Shaun also deserves a special mention here. Shaun and Megan were the first two people we met on this trip. We actually flew to France on the same plane from London. When we first met Shaun, we didn’t know how well he would handle the trip. He is a little larger than average but he has will and determination like no one I’ve ever met. Fortunately for him, Australia has burned up his internal thermometer. Pam and I would be melting in the heat and hiding in the shade whenever we took a break–Shaun would sit in the full sun and talk about what mild weather we were having. At first we thought he was just showing off trying to get a laugh. Later we realized, he’s just f’d up when it comes to temperature. He wore two shirts every day of the trail–a long sleeve black shirt under a short sleeved white shirt. He never complained once even with his knee hurting him and having a few blisters on his feet. Shaun walked the entire trail–no buses, no taxis, no bikes, no horse–the only time his feet were not on the trail was when he was sleeping (or had them propped up on a chair drinking a beer).
Pam and I also carried everything and walked the entire way.

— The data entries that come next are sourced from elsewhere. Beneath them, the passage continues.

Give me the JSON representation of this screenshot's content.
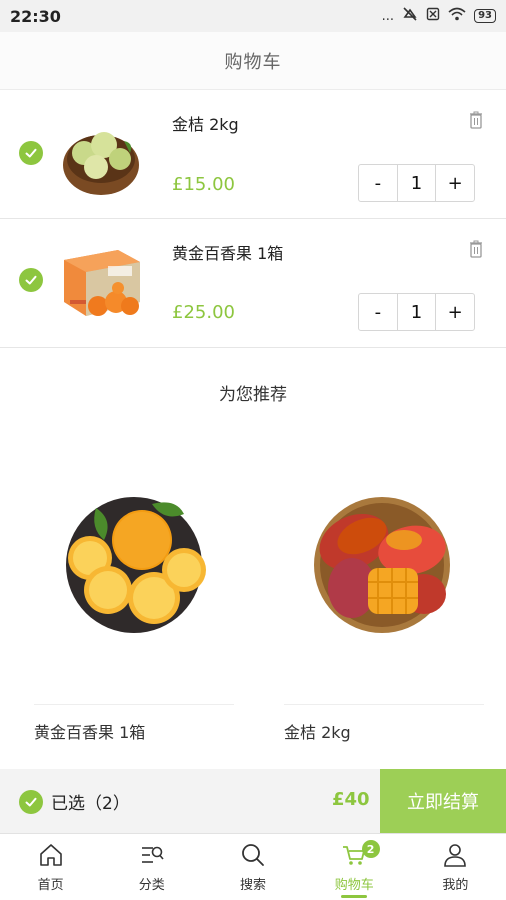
{
  "status_bar": {
    "time": "22:30",
    "signal": "...",
    "battery": "93"
  },
  "header": {
    "title": "购物车"
  },
  "cart": {
    "items": [
      {
        "name": "金桔 2kg",
        "price": "£15.00",
        "qty": "1",
        "minus": "-",
        "plus": "+",
        "selected": true,
        "image": "pears-basket"
      },
      {
        "name": "黄金百香果 1箱",
        "price": "£25.00",
        "qty": "1",
        "minus": "-",
        "plus": "+",
        "selected": true,
        "image": "orange-box"
      }
    ]
  },
  "recommend": {
    "title": "为您推荐",
    "items": [
      {
        "name": "黄金百香果 1箱",
        "image": "orange-plate"
      },
      {
        "name": "金桔 2kg",
        "image": "mango-bowl"
      }
    ]
  },
  "checkout": {
    "selected_label": "已选（2）",
    "total": "£40",
    "button": "立即结算"
  },
  "tabs": [
    {
      "label": "首页",
      "icon": "home-icon"
    },
    {
      "label": "分类",
      "icon": "category-icon"
    },
    {
      "label": "搜索",
      "icon": "search-icon"
    },
    {
      "label": "购物车",
      "icon": "cart-icon",
      "badge": "2",
      "active": true
    },
    {
      "label": "我的",
      "icon": "user-icon"
    }
  ],
  "colors": {
    "accent": "#8dc63f",
    "checkout_button": "#9dcf56"
  }
}
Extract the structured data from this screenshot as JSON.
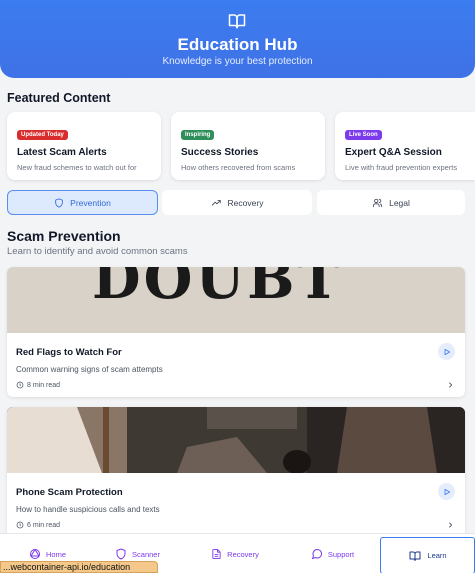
{
  "header": {
    "icon": "book-open-icon",
    "title": "Education Hub",
    "subtitle": "Knowledge is your best protection"
  },
  "featured": {
    "heading": "Featured Content",
    "cards": [
      {
        "badge": "Updated Today",
        "badge_color": "#d92d2d",
        "title": "Latest Scam Alerts",
        "desc": "New fraud schemes to watch out for"
      },
      {
        "badge": "Inspiring",
        "badge_color": "#2f8f5b",
        "title": "Success Stories",
        "desc": "How others recovered from scams"
      },
      {
        "badge": "Live Soon",
        "badge_color": "#7c3aed",
        "title": "Expert Q&A Session",
        "desc": "Live with fraud prevention experts"
      }
    ]
  },
  "tabs": [
    {
      "label": "Prevention",
      "icon": "shield-icon",
      "active": true
    },
    {
      "label": "Recovery",
      "icon": "trending-up-icon",
      "active": false
    },
    {
      "label": "Legal",
      "icon": "users-icon",
      "active": false
    }
  ],
  "prevention": {
    "heading": "Scam Prevention",
    "subtitle": "Learn to identify and avoid common scams"
  },
  "articles": [
    {
      "title": "Red Flags to Watch For",
      "desc": "Common warning signs of scam attempts",
      "meta": "8 min read",
      "image_text": "DOUBT"
    },
    {
      "title": "Phone Scam Protection",
      "desc": "How to handle suspicious calls and texts",
      "meta": "6 min read"
    }
  ],
  "bottom_nav": [
    {
      "label": "Home",
      "icon": "home-icon"
    },
    {
      "label": "Scanner",
      "icon": "shield-icon"
    },
    {
      "label": "Recovery",
      "icon": "file-text-icon"
    },
    {
      "label": "Support",
      "icon": "message-circle-icon"
    },
    {
      "label": "Learn",
      "icon": "book-open-icon",
      "active": true
    }
  ],
  "status_url": "...webcontainer-api.io/education",
  "colors": {
    "primary": "#3b7cf0",
    "nav_text": "#7c3aed",
    "active_tab_bg": "#dde9fd"
  }
}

It was important to us that we treat this as a hiking trip to get us prepared for the next hike we will do in a couple of weeks–the GR10 Pyrenees traverse from the Atlantic Ocean to the Mediterranean Sea in France (just shy of 600 miles). This is our prep year for starting in on the Triple Crown next year.
Pam and I went around 7 to get our certificates with the plan of meeting George afterwards. George, Pam, and I walked around town a bit while Richard went to the pilgrim’s mass at the Cathederal. In both masses today, they did swing the incense. We are planning on going to the noon mass tomorrow and hope they will swing it again with so many pilgrims finishing today.
Shaun stayed in an old Monastery tonight while Richard joined the 3 of us in our apartment. We went out to dinner with Pete, Linda, and Katherine. We DID NOT have pilgrim meals. Pete and I decided to have one beer, so we had to make it count.